On August 29, 1989, Stevens County sheriff's deputies were engaged in aerial surveillance of a rural area of the county, using an Air National Guard helicopter. The surveillance was part of the County's marijuana eradication program. While the helicopter was flying approximately 500 feet above the ground, one of the deputies saw marijuana growing in a wooded area. He advised sheriff's deputies on the ground and they, with further guidance from the helicopter, proceeded to a house near the location of the marijuana. At some point after the initial observation, the helicopter approached within 300 feet of the ground.

Deputies arrived at the house in a truck. Deputy Mugaas got out of the truck and spoke with Kathy Ferro.
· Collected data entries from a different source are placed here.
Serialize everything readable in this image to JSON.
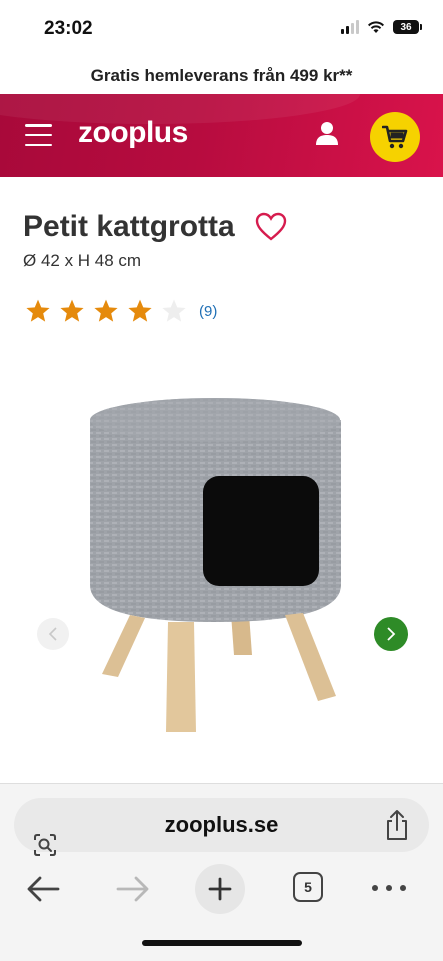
{
  "status_bar": {
    "time": "23:02",
    "battery": "36"
  },
  "promo": {
    "text": "Gratis hemleverans från 499 kr**"
  },
  "header": {
    "logo": "zooplus",
    "brand_color": "#b70c3f",
    "cart_color": "#f6d200"
  },
  "product": {
    "title": "Petit kattgrotta",
    "dimensions": "Ø 42 x H 48 cm",
    "rating": 4,
    "rating_max": 5,
    "review_count": "(9)",
    "star_color": "#e58a0c"
  },
  "browser": {
    "url": "zooplus.se",
    "tab_count": "5"
  },
  "icons": [
    "menu-icon",
    "user-icon",
    "cart-icon",
    "heart-icon",
    "star-icon",
    "chevron-left-icon",
    "chevron-right-icon",
    "lens-icon",
    "share-icon",
    "back-arrow-icon",
    "forward-arrow-icon",
    "plus-icon",
    "more-icon"
  ]
}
Two other deputies drove on across the property some distance, then walked past a garden area and into the woods where they came upon marijuana plants. They seized the growing plants and placed them in their truck.

Ms. Ferro contends the aerial surveillance from 300 to 500 feet above her property was an unconstitutional intrusion into her privacy. It is unnecessary for us to reach this issue.

Ms. Ferro further contends the subsequent entry onto and across the curtilage of her home, for the purpose of seizing contraband from the open fields beyond, was an unconstitutional violation of her constitutionally protected expectation of privacy.

[1] Under the "open view doctrine" an officer's observation of evidence from a lawful vantage point is not, standing alone, a search subject to constitutional restrictions. State v. Seagull, 95 Wn.2d 898, 901, 632 P.2d 44 (1981). Such an observation may provide the basis for a search warrant. See State v. Petty, 48 Wn. App. 615, 740 P.2d 879, review denied, 109 Wn.2d 1012 (1987). Absent a warrant, the observation of contraband is insufficient to justify intrusion into a constitutionally protected area for the purpose of examining more closely, or seizing, the evidence which has been observed. Seagull, at 906; see State v. Chrisman, 100 Wn.2d 814, 676 P.2d 419 (1984).

It is important to recognize, however, that this doctrine – the "open view" doctrine – applies to visual intrusions only, not to physical intrusions such as entries onto premises. Although a person may have no reasonable expectation of privacy protecting against police observation of objects in a window of his home, he does have a reasonable expectation of privacy protecting against police entry into his home.

State v. Bell, 108 Wn.2d 193, 206, 737 P.2d 254 (1987) (Pearson, C.J., concurring in the result).

[2] Police may enter areas of the curtilage impliedly open to the public, such as a driveway or walkway leading to a residence, or the porch of the residence itself. State v. Myers, 117 Wn.2d 332, 344, 815 P.2d 761 (1991); Seagull, at 902; State v. Daugherty, 94 Wn.2d 263, 268-69, 616 P.2d 649 (1980), cert. denied, 450 U.S. 958 (1981). Substantial departure from the area open to the public intrudes on a constitutionally protected area in which citizens have a reasonable expectation of privacy. Seagull, at 903; Daugherty, at 268-69.

Here, the deputies entered Ms. Ferro's driveway where they encountered her, and one of them got out of the truck and spoke to her. Two deputies drove on past the house to a garden, got out of the truck and continued walking across her property, through a brushy area to where the plants were growing. The court found the officers had trespassed; they had departed from the area of the curtilage impliedly open to the public.

The court also found the officers could have applied for a telephonic search warrant, but failed to do so. No consent to search was obtained until after the warrantless entry. The intrusion into the constitutionally protected area of the curtilage, for the purpose of seizing evidence from the unprotected area beyond, requires suppression of that evidence.

Reversed.

SHIELDS, C.J., and THOMPSON, J., concur.

Review denied at 119 Wn.2d 1005 (1992).